OSVALDO LUIZ RIBEIRO
2. A identidade protestante apontará, também, para um conteúdo? Ser protestante é, como fez Lutero, abraçar uma cristologia soteriológica de caráter alegórico-normativo? Ser protestante é ser evangélico, mas em estilo europeu? Não se consegue me vender a história de uma Reforma que se distingue do Catolicismo por conta de sua fundamentação bíblica. Isso nunca houve. O que houve foi a substituição da base retórico-política da sustentação do dogma, que antes incidia sobre o clero, para a Escritura - mas, atenção: o dogma! Nunca se abriu mão do dogma, da doutrina, da fé (no mesmo sentido em que a palavra fé é empregada em Judas) [aí está o segredo da Teologia como Metáfora - ela sabe qual é a jóia da coroa, ela sabe em que não se pode tocar]. "Livre-exame", na Reforma, era um modo de dizer "livre de Roma", ou seja, "do jeito luterano". Não tinha nada a ver - e, na prática, não tem - com "exegese crítica".
3. Certo é que a Reforma pôs a Bíblia na mão do povo. Ainda que tenha sido essa também uma ação política, que ainda funciona muito bem nas milhões de comunidades-irmãs daquela primeira - uma Escritura a legitimar uma Doutrina -, ñunca houve intenção verdadeira no sentido de problematizar a fé e perscrutar o "real" (histórico - riem-se de mim os não-fundacionais de todo tipo e justificativa...) sentido das passagens bíblicas - as Declarações de Fé das inúmeras denominações cristãs não nos deixam mentir. Ser protestant era ser um tipo diferente de católico. E ainda o é.

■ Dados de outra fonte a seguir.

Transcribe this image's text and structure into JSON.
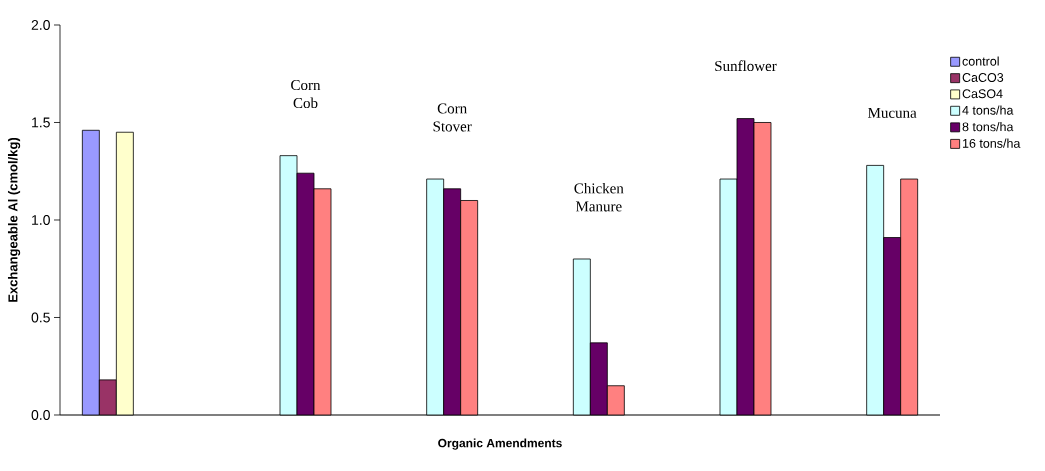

4. Mas o que me persegue é o que eu quero dizer quando eu mesmo digo que sou protestante. Do que estou falando? Sou-o, porque aceito as doutrinas protestantes? Mas quais? Uma cristologia nicênica? No fundo, Lutero não tem uma relação fundamental com as Escrituras. Tem com o Cristo da "floresta" - o de Nicéia, que também pomos na estrada para Damasco... Mas, quando invoco a palavra, invoco-a no sentido da liberdade em face de tudo e de todos, na direção da prerrogativa da consciência e, levando-se em conta que o digo 500 anos depois de ela ter sido proferida, em contexto, agora, pós-dogmático, pós-metafísico, exegético, crítico, emancipado. Direi: a palavra "protestante", quando a pronuncio, não tem mais a identidade disfarçada do catolicismo normativo - transformou-se em iconoclastia inexorável.
5. Ou seja: ser protestante é um modo diferente de ser católico - uma adesão a conteúdo e prática normativos? Ou ser protestante é um modo radicalmente novo - e cada vez mais novo - de lidar com as Escrituras, com a "fé", com a vida? Ser protestante tem a ver com processo de consciência? Ou tem a ver com manutenção da tradição? O que é ser, afinal, protestante? Quem sou eu, afinal? Quem é esse que me olha, agora, desde o coração da angústia?